Our lab uses wearable sensors to study how daily activities of mothers and their infants contribute to their development and well-being. We use various sensors (including some similar to a Fitbit) to access our participants’ activity “in the wild” –that is, in day-to-day, real-world settings. Where a Fitbit helps people meet fitness goals by tracking steps, we are interested in learning about development by tracking activities that we believe matter for long-term outcomes. For example, we want to track infants’ mood and sleep patterns over the course of the day, or playing, talking and soothing interactions they have with their caregivers.
In our current study, mothers and their infants use wearable sensors to track their activity over the course of 24-72 hours as they go about their day. Our sensors record various types of data which we will use to infer patterns of behavior. These include arousal data (e.g. heart rate), accelerometer/ motion data (i.e. what Fitbits use to track steps), and audio recordings (to capture patterns of mood and interactions).
Interested students will have the opportunity to gain experience interacting with participants and data collection, and/or analysis of mobile-sensor data streams.
We will work in an interdisciplinary team bridging developmental science, clinical psychology, computer science, human-computer interaction, and electrical engineering.

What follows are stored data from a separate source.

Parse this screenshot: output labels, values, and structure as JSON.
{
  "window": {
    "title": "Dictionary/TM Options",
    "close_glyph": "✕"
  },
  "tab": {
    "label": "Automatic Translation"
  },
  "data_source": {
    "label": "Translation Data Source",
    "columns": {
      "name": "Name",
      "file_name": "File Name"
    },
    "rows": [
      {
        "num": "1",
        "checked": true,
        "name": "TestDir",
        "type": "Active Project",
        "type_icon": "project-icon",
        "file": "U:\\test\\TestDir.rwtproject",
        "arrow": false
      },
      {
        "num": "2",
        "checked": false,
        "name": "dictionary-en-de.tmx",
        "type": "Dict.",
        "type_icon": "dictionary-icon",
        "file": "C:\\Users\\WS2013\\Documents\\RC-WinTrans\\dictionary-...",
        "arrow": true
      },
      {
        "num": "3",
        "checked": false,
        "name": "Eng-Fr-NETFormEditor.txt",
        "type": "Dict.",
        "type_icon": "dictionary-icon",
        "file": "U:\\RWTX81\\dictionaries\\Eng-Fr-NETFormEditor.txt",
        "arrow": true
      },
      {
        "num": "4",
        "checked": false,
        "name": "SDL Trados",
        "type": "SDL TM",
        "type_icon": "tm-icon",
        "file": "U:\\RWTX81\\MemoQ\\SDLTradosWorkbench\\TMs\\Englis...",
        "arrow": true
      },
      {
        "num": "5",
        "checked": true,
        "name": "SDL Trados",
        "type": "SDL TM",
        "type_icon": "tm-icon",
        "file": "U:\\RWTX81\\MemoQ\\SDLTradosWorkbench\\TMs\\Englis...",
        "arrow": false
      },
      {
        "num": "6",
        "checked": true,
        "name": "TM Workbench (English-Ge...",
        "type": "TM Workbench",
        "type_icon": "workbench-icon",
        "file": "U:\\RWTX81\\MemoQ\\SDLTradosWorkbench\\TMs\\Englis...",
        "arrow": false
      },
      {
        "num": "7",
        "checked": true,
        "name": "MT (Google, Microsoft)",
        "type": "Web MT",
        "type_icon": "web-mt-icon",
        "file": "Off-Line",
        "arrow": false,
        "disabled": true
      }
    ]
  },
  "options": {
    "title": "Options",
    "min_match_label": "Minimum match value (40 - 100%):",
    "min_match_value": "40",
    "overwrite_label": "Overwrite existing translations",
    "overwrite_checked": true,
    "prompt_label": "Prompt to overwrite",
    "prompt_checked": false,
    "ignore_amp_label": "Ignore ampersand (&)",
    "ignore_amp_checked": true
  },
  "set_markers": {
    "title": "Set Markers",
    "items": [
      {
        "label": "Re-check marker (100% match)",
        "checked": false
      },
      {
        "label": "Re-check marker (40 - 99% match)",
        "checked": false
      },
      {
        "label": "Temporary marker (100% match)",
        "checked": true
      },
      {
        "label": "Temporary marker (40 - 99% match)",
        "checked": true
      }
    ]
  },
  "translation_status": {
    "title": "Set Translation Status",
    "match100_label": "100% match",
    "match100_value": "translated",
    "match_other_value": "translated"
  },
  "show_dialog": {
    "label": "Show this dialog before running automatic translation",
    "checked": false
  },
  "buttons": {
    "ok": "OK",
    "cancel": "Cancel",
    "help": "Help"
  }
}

We are looking for motivated and detail-oriented undergraduate student standing with a strong GPA. This position may also be appropriate for a new graduate or master’s student looking to gain research experience. Students must commit an average 10 hours per week for three semesters, or 15 hours per week for two semesters in order to be considered.
Students will contribute to the project according to their skills and interests. There are two ‘teams’ of research assistants in our lab, the Data Collection team and the Analysis team.
Students interested in the Data Collection team will gain valuable research experience including running studies with infants and their caregivers, collecting and coding video and audio data, helping in study design or literature reviews, and attending a weekly lab meeting.
Students interested in the Analysis team, computer science, engineering or iSchool students, can gain experience developing new algorithms for automated activity detection or writing user-friendly apps for data collection. Electrical engineering students can also gain experience working on new hardware and firmware developments relevant to the project.
Opportunities to work on analyses and contribute to peer-reviewed publications are available for interested students.